Three final takeaways:


* Note to self: If you want to know about present-day life on earth, don't read a book written by paleobiologists.


* After all these millions and millions of years, it still all comes down to plankton.  Kill off the plankton in our oceans, and we're doomed.  (Not the planet as such.  Just us, and pretty much any and all other currently-existing creatures, too; regardless whether landlubbers or oceanic.)

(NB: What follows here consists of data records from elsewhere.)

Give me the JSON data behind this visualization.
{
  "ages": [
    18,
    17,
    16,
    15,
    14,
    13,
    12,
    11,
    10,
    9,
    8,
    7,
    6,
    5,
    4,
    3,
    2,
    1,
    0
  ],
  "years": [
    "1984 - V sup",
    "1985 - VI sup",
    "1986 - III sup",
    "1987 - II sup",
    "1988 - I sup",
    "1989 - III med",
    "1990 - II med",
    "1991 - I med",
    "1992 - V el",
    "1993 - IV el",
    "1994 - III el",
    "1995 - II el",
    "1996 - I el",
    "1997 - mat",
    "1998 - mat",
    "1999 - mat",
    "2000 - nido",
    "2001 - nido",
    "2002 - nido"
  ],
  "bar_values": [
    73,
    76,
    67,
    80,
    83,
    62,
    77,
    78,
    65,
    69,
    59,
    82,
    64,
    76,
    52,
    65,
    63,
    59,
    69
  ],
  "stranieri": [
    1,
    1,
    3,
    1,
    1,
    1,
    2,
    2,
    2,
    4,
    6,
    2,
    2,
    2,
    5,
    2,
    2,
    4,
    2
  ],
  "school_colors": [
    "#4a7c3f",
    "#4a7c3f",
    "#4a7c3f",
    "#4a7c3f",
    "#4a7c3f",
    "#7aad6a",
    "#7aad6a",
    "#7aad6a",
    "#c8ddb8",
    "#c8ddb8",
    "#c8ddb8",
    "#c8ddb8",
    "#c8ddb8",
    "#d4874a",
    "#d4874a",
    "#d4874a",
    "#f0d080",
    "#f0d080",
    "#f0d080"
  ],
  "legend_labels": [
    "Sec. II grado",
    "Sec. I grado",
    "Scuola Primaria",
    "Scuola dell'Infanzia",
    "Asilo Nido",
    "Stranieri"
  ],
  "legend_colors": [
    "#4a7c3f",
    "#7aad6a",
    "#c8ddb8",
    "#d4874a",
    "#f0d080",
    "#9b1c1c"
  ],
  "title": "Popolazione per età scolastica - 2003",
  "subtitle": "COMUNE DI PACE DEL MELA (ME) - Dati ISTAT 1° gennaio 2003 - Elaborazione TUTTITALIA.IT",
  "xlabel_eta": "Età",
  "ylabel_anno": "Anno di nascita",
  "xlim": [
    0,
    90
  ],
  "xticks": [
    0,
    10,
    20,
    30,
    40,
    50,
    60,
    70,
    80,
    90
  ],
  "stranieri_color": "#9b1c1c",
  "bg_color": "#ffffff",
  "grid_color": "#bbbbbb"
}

* Scientists love science fiction movies, because they love to point out where the "science" in those movies fails.  It's still a good thing, though, that they're neither in charge of movie making nor of public safety, at least not in any scenario even remotely like those typically portrayed in science fiction movies.  Because I really don't believe it would go down well -- either in a movie or in real life -- if in the face of an attack by swarms of giant spiders, or similar exoskeleton-clad monsters, public safety officials were to tell people, "Relax, we just need to wait until they're going to moult ... then we'll get them.  Until then, it's probably a good idea if you don't leave your houses (ever), because yeah, these are man-eaters and they're bigger than us and they're out there to get you.  And no, we don't think they're all going to moult at the same time, either.  But hey, it can only be a matter of time until they do, right??"